Village in Douglas County, Nebraska, United States

Waterloo is a village in Douglas County, Nebraska, United States. The population was 935 at the 2020 census.

==History==
Waterloo was founded by Elias Kelsey and John Logan in 1883 after two failed attempts at incorporation. In 1870, the Union Pacific Railroad designated a stop at the location. The name possibly commemorates the Battle of Waterloo or Kelsey's birthplace Waterloo, New York.

The town was temporarily abandoned following The Great Flood of 1881.

==Geography==
According to the United States Census Bureau, the village has a total area of 0.65 sqmi, all land.

==Demographics==

Historical population
| Census | Pop. | Note | %± |
| 1880 | 164 |  | — |
| 1890 | 272 |  | 65.9% |
| 1900 | 345 |  | 26.8% |
| 1910 | 402 |  | 16.5% |
| 1920 | 431 |  | 7.2% |
| 1930 | 432 |  | 0.2% |
| 1940 | 381 |  | −11.8% |
| 1950 | 382 |  | 0.3% |
| 1960 | 516 |  | 35.1% |
| 1970 | 455 |  | −11.8% |
| 1980 | 450 |  | −1.1% |
| 1990 | 479 |  | 6.4% |
| 2000 | 459 |  | −4.2% |
| 2010 | 848 |  | 84.7% |
| 2020 | 935 |  | 10.3% |
U.S. Decennial Census

===2010 census===
As of the census of 2010, there were 848 people, 337 households, and 229 families living in the village. The population density was 1304.6 PD/sqmi. There were 359 housing units at an average density of 552.3 /sqmi. The racial makeup of the village was 95.9% White, 0.6% African American, 1.2% Native American, 1.1% from other races, and 1.3% from two or more races. Hispanic or Latino of any race were 6.5% of the population.

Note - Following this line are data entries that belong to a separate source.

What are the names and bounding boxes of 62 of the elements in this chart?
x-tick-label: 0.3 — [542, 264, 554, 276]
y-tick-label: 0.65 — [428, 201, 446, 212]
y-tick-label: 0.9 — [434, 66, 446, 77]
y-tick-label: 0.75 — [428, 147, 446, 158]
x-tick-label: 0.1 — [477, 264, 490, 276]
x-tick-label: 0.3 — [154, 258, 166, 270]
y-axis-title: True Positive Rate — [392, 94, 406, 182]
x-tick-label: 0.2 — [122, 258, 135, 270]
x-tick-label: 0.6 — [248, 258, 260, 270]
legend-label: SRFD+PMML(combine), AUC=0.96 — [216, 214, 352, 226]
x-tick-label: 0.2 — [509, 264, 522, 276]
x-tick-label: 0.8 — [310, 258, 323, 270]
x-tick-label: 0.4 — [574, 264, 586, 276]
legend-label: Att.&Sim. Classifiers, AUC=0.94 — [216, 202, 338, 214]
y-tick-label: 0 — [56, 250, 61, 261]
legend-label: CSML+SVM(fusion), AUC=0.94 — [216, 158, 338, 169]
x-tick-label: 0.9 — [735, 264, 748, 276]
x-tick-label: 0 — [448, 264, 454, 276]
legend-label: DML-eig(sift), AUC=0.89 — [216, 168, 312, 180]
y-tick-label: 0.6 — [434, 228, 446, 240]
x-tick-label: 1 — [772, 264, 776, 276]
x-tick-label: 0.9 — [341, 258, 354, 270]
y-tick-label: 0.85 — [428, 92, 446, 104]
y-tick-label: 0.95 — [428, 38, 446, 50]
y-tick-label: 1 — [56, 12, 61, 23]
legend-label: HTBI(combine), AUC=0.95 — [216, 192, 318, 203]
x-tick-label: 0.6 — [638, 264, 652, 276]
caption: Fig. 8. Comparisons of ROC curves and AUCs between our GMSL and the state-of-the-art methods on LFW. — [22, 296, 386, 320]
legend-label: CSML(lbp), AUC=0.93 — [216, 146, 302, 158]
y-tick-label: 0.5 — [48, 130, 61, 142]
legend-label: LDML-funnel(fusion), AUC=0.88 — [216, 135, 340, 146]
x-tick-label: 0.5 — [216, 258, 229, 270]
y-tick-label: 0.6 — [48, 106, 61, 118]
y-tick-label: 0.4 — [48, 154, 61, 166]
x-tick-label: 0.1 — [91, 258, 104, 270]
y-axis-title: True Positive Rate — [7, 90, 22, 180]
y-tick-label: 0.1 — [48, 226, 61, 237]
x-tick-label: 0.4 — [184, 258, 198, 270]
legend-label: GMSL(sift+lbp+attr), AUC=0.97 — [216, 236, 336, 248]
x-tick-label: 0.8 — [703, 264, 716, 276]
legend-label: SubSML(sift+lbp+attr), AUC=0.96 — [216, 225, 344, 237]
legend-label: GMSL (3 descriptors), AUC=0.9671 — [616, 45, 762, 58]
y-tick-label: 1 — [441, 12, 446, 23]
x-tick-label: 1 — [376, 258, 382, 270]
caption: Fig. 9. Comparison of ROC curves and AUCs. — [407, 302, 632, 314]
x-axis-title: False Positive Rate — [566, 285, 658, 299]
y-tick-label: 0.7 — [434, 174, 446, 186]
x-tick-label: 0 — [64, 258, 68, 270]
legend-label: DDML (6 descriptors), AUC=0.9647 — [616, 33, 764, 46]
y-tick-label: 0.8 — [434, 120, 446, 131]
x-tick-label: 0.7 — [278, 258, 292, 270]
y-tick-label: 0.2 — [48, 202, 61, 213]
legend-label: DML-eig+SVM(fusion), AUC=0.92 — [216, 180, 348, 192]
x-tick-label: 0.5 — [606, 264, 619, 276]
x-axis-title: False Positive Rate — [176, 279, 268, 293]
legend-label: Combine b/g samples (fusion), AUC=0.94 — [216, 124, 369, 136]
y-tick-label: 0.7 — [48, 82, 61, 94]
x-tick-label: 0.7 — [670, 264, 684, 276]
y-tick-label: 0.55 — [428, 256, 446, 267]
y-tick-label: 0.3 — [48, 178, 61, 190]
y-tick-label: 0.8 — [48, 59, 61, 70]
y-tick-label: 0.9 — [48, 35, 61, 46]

There were 337 households, of which 30.6% had children under the age of 18 living with them, 57.0% were married couples living together, 8.0% had a female householder with no husband present, 3.0% had a male householder with no wife present, and 32.0% were non-families. 27.0% of all households were made up of individuals, and 9.5% had someone living alone who was 65 years of age or older. The average household size was 2.52 and the average family size was 3.09.

The median age in the village was 38.9 years. 26.7% of residents were under the age of 18; 6.9% were between the ages of 18 and 24; 25.8% were from 25 to 44; 28.1% were from 45 to 64; and 12.5% were 65 years of age or older. The gender makeup of the village was 49.8% male and 50.2% female.

===2000 census===
As of the census of 2000, there were 459 people, 183 households, and 124 families living in the village. The population density was 1,292.7 PD/sqmi. There were 190 housing units at an average density of 535.1 /sqmi. The racial makeup of the village was 98.69% White, 0.87% from other races, and 0.44% from two or more races. Hispanic or Latino of any race were 2.61% of the population.

There were 183 households, out of which 30.6% had children under the age of 18 living with them, 60.7% were married couples living together, 4.4% had a female householder with no husband present, and 31.7% were non-families. 27.9% of all households were made up of individuals, and 9.8% had someone living alone who was 65 years of age or older. The average household size was 2.51 and the average family size was 3.12.

In the village, the population was spread out, with 28.1% under the age of 18, 6.1% from 18 to 24, 26.6% from 25 to 44, 26.1% from 45 to 64, and 13.1% who were 65 years of age or older. The median age was 40 years. For every 100 females, there were 100.4 males. For every 100 females age 18 and over, there were 98.8 males.

As of 2000 the median income for a household in the village was $45,625, and the median income for a family was $55,156. Males had a median income of $36,875 versus $21,827 for females. The per capita income for the village was $19,089. None of the families and 1.4% of the population were living below the poverty line, including no under eighteens and 2.3% of those over 64.

==Notable person==
- George E. Cryer, 32nd mayor of Los Angeles from 1921 to 1929.